Which component i can use

Hi team,

In my current project i am having scala code. The scala code is all about it will take a file as input read each line , based on the data in each line it will generate new transformations and write to a new file. New file will have additional columns that are derived as part of transformations. I need to do the same thing in matillion . Can somebody help me how we can do this in matillion or even sf. Since snowflake is dwh i am using. I tried with snowflake stored proc. It is giving time out error. Since file size is big. ​

The first step is to load your file to a Snowflake table. Depending on the file format and structure this can be out of the box with Matillion. E.g., for CSV or JSON files on S3 this is easily done with the S3 Load component.

 

If your file has a custom format, you might need to transform it first.

 

Once the data is loaded to Snowflake, you can apply standard SQL or a Matillion Transformation Job to transform your data. You'll have to "translate" your Scala code to SQL. With that, it should also be feasible to process larger volumes of data.

Hi Michael,

I have done the samw thing.
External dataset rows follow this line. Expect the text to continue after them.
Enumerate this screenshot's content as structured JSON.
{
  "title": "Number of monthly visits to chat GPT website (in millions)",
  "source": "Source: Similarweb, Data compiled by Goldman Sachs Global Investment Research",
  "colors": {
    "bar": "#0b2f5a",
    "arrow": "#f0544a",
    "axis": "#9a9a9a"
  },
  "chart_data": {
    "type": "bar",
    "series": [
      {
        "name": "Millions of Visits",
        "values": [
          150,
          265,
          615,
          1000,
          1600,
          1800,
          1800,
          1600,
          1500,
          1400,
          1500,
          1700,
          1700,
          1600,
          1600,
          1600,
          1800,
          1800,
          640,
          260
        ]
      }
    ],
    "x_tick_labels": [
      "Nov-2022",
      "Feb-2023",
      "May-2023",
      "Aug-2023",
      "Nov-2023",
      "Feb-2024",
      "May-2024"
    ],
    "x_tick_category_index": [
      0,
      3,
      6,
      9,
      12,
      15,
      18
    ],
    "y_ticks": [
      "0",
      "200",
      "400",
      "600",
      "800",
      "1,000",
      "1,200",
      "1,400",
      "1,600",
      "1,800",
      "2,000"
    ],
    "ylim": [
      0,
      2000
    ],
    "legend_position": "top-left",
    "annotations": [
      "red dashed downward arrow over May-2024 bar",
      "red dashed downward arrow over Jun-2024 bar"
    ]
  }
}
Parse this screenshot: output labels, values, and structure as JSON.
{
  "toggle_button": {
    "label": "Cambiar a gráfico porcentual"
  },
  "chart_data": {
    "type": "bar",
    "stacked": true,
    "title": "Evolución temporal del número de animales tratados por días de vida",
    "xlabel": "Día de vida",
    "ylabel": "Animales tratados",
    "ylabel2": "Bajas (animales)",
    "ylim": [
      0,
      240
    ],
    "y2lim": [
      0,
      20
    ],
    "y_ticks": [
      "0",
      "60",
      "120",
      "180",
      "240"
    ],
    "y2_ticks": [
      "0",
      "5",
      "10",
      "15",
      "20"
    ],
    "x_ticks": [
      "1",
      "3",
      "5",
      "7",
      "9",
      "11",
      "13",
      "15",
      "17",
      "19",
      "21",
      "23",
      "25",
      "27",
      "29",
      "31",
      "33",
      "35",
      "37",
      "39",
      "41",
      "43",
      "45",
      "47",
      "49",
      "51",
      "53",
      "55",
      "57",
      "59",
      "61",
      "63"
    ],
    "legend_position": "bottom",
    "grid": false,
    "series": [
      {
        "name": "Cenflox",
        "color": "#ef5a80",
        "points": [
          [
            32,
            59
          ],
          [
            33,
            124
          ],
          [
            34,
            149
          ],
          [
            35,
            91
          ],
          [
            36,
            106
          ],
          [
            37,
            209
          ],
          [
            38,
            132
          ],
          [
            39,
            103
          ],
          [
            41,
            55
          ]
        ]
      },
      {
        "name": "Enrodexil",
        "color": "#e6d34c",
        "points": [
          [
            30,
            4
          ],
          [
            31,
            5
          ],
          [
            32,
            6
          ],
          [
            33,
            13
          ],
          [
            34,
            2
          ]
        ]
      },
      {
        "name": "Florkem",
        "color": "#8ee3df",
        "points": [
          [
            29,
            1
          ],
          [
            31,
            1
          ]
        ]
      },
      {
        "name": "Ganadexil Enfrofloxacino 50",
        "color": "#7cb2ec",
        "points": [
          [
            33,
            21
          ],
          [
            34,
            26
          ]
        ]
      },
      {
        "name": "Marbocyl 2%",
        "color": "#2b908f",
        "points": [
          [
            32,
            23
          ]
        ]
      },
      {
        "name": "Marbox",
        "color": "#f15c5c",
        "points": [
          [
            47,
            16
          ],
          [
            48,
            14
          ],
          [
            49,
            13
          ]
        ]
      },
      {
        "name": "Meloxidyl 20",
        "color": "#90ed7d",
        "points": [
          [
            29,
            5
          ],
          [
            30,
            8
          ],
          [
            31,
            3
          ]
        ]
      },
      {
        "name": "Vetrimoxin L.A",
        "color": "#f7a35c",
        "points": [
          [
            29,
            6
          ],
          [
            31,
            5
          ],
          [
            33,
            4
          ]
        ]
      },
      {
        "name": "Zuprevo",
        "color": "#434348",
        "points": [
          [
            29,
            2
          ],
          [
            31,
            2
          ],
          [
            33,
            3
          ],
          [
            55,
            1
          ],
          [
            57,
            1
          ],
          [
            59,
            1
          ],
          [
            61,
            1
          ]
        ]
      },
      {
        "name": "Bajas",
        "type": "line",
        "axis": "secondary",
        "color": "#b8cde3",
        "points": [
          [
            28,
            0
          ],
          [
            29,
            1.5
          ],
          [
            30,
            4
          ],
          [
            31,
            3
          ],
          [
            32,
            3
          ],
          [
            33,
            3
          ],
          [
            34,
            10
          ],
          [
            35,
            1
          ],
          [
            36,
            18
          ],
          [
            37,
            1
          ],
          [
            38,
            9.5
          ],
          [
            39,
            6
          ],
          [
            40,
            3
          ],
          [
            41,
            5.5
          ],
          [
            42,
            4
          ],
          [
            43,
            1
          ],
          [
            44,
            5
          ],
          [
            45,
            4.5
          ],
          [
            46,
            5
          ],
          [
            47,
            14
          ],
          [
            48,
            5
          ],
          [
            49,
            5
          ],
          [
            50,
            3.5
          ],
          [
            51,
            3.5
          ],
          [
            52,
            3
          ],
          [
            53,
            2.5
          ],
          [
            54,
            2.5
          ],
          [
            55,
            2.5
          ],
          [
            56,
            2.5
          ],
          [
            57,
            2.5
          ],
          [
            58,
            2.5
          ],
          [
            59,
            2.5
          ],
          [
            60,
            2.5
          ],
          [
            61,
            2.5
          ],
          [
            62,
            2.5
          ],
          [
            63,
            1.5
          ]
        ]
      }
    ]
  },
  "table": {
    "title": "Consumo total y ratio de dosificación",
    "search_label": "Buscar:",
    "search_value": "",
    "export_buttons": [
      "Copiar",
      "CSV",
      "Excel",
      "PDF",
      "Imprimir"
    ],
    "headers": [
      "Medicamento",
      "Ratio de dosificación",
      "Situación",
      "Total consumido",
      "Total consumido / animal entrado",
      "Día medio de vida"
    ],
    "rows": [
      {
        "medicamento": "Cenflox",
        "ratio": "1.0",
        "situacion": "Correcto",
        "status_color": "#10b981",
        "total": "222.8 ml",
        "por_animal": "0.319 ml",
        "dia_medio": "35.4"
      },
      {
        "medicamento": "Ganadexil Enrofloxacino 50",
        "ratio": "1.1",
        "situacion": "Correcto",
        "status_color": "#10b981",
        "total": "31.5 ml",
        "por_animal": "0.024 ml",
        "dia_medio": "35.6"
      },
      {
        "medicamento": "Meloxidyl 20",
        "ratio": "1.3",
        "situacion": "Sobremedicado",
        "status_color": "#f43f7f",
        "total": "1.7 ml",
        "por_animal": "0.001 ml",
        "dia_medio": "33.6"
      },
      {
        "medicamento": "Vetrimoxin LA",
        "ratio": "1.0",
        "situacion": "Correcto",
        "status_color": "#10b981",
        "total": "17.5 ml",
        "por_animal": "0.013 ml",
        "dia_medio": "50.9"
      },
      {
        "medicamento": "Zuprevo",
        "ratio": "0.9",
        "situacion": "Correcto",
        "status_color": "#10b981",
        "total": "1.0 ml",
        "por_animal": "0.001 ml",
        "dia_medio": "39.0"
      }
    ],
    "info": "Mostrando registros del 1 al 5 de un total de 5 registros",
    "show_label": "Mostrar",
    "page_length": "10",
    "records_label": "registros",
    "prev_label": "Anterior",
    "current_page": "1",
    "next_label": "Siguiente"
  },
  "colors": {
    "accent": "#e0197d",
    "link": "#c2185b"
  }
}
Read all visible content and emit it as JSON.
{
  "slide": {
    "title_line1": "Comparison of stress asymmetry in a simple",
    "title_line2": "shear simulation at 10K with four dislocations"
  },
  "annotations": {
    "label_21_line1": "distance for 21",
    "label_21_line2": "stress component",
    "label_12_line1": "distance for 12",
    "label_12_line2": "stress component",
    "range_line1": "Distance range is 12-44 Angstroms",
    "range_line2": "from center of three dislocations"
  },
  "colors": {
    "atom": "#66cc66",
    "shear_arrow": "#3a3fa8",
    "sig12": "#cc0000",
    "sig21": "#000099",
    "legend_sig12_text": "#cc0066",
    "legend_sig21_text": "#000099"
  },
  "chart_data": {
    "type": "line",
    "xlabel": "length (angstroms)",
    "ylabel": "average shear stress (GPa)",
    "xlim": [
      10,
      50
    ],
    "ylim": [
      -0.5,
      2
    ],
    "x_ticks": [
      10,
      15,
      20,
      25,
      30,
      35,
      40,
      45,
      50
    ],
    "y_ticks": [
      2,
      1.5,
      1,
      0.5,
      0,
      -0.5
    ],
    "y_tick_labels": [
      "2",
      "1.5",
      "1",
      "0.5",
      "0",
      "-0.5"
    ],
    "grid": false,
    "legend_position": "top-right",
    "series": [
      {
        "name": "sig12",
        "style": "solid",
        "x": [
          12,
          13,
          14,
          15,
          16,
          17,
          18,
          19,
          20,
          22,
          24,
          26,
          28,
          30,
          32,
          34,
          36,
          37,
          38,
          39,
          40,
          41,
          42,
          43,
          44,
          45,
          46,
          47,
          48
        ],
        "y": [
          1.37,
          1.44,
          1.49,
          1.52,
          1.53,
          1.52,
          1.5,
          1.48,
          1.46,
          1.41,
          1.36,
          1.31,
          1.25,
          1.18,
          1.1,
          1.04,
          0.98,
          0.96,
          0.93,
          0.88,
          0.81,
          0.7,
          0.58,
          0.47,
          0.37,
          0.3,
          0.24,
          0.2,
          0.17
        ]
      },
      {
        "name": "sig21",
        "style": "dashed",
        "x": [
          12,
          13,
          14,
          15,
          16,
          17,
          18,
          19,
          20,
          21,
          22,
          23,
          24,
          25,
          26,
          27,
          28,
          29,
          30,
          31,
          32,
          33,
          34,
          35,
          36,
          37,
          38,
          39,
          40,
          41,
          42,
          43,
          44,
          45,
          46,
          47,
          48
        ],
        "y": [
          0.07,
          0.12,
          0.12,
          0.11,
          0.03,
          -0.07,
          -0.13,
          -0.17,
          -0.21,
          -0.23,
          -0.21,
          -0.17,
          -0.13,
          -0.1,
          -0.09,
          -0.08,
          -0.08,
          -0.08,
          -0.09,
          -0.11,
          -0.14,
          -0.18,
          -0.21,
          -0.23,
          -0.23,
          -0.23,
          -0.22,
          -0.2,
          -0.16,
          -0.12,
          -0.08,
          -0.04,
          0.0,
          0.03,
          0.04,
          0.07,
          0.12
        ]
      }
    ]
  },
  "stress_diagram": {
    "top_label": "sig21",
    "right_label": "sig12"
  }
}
Loaded the file into table and from table i am iterating each line to transformed as per the requirement. Each line iterating is the issue here in snowflake. My file size is 15gb . Thats the problem. I am using large warehouse to process it. After 30 mins run i was able to iterate 30k records which is very expensive for 15gb file and i will get timed out. Any suggestion on the iteration part will highly appreciated. I am struggling to process it. ​

If you want to work with a SQL based database like Snowflake you have to stop processing the data with "line by line" iterations. SQL works on sets and you should consider this when designing your transformation processes.

Example: If you have a table with integer columns a and b want to calculate a + b, you don't apply the calculation to line1, then line2, then line3, ... Simply write SELECT a+b FROM table and the calculation is applied to all the lines/rows in the table.